Clipper believes that the important project market will return in 2012. The shipping company has learned its lesson and is now working on a major expansion of its fleet. Drewry agrees that multipurpose is at a turning point.

“Sometimes you have to face the truth,” says Clipper partner and CEO of Clipper Projects, Kristian Mørch, about the shipping company’s commitments to the project market, and he goes on:

“To us, the project segment has been a learning process. We started in the segment in the mid-nineties without any expertise in the field. But the ships we ordered in China turned out to be less than ideal for projects. That is why we have suffered from a generally poor market these last years, along with the fact that we haven’t had the right tonnage,” says Mørch.

He stresses, however, that the last 15 years have provided Clipper with valuable experience, which the company is now using to renew its fleet in the current newbuilding program. The shipping company has added seven new project ships within the last ten months, ships that are significantly more flexible, and thus more stable, than the previous fleet.

On the old project ships, whenever the crew wanted to switch from ordinary lifts of 35 or 40 tons to, say, 150 tons, they would have to re-rig the ship. This could take as much as six hours. On the new ships, this change can be made by pushing a button, which obviously saves a lot of port time.

The arrival of modern tonnage

In addition to the newbuilding program, Clipper’s ambitions include an expansion – and rejuvenation – of its fleet, meaning that Clipper, over the next 12-24 months, expects to get rid of the old tonnage while acquiring the equivalent in modern tonnage. “It is absolutely essential for us to have a homogenous, modern, and economic fleet,” says Kristian Mørch, adding that Clipper is currently looking into several possible options.

The project market, or multipurpose market, was also hit hard by the financial crisis in 2008 and 2009. In addition to lower activity in general, the project ships were under pressure from the container fleet, which was able to transport increasing amounts of the “awkward commodities” that the project ships had been created for. And many of the infrastructure projects vital to the project ships, such as windmill projects or power plants were halted. The rule-of-thumb in the business is that once an investment is halted, it will take 18-24 months for it to get going again. In 2008/2009, the crisis was so serious that the waiting period for multipurpose shipping companies reached 24-36 months.

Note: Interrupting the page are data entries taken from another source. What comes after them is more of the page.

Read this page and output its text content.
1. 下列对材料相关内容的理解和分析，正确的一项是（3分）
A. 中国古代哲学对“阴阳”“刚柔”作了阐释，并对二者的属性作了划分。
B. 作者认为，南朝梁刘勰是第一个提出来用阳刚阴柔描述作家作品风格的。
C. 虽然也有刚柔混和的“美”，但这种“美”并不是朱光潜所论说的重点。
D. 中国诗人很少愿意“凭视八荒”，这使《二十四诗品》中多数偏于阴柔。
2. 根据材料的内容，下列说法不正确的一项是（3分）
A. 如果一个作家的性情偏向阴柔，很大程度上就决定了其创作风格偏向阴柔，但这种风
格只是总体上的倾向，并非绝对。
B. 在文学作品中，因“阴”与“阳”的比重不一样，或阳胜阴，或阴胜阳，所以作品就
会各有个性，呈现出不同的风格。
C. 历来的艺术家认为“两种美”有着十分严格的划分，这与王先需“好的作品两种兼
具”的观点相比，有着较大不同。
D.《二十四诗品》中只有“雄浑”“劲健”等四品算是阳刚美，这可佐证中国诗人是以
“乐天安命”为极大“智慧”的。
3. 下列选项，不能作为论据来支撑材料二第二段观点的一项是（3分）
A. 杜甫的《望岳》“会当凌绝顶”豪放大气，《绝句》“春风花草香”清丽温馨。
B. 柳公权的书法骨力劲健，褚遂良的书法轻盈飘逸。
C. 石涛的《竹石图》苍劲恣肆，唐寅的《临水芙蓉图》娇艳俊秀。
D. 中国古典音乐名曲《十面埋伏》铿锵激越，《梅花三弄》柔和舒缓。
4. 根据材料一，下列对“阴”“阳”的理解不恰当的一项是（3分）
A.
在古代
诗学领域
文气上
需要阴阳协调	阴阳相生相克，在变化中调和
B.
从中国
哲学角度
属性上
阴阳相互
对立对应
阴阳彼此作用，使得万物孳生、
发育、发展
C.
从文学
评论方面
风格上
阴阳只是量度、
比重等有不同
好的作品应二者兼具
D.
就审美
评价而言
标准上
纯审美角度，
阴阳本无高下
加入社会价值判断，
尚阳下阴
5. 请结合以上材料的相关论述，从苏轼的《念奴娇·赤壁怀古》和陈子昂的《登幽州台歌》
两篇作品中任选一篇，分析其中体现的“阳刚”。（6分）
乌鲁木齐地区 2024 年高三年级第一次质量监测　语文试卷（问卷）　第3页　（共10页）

Now Clipper feels that the market, after having been frozen for 2-3 years, is on its way back. One, investments are again being made in big infrastructure projects, and secondly, the skyrocketing oil price is sweet music to the ears of employees in the project segment at Clipper.

“Oil prices and projects are historically tied up. When the price of oil goes up, the project market usually follows close behind, as we are typically in countries directly related to the oil industry. The high price of oil these years is also pushing the green wave, giving us a big increase in the transportation of windmills. The volumes we have seen have been massive,” says Kristian Mørch.

Stable market in 2012

Clipper predicts a stable market in 2012, but expects that it will take another year for the revenues of the project segment to become satisfying.

Clipper has taken a new look at the segment in 2011, and have decided that Project will be one of two focus areas for Clipper, alongside Bulk.

“We have defined our main focus as tonnage of 7-20.000 dwt with a minimum of 100 tons of cranes, because these segments will provide the most flexibility for customers, and because these ships are very flexible to operate.”

“What we are good at is to employ the ships at what they were designed for, which is not just the project market. Multi purpose means that the ships can transport project cargo, break bulk, bulk, and containers, and as owners our job of course is to optimize the ships’ profits across all these commodities.”


“We have learned our lesson: we have gotten better at finding out what the market wants, but not least at optimizing the operational side of the project market: it is very important to have the right ships and the right equipment, because the port time decides whether you can optimize your product,” concludes Kristian Mørch.

The rates of the multipurpose segment are improving, and demand in both break bulk and project cargo has strengthened, while fleet capacity is under control, says analyst company Drewry in new Multipurpose Shipping Market Review & Forecast 2012.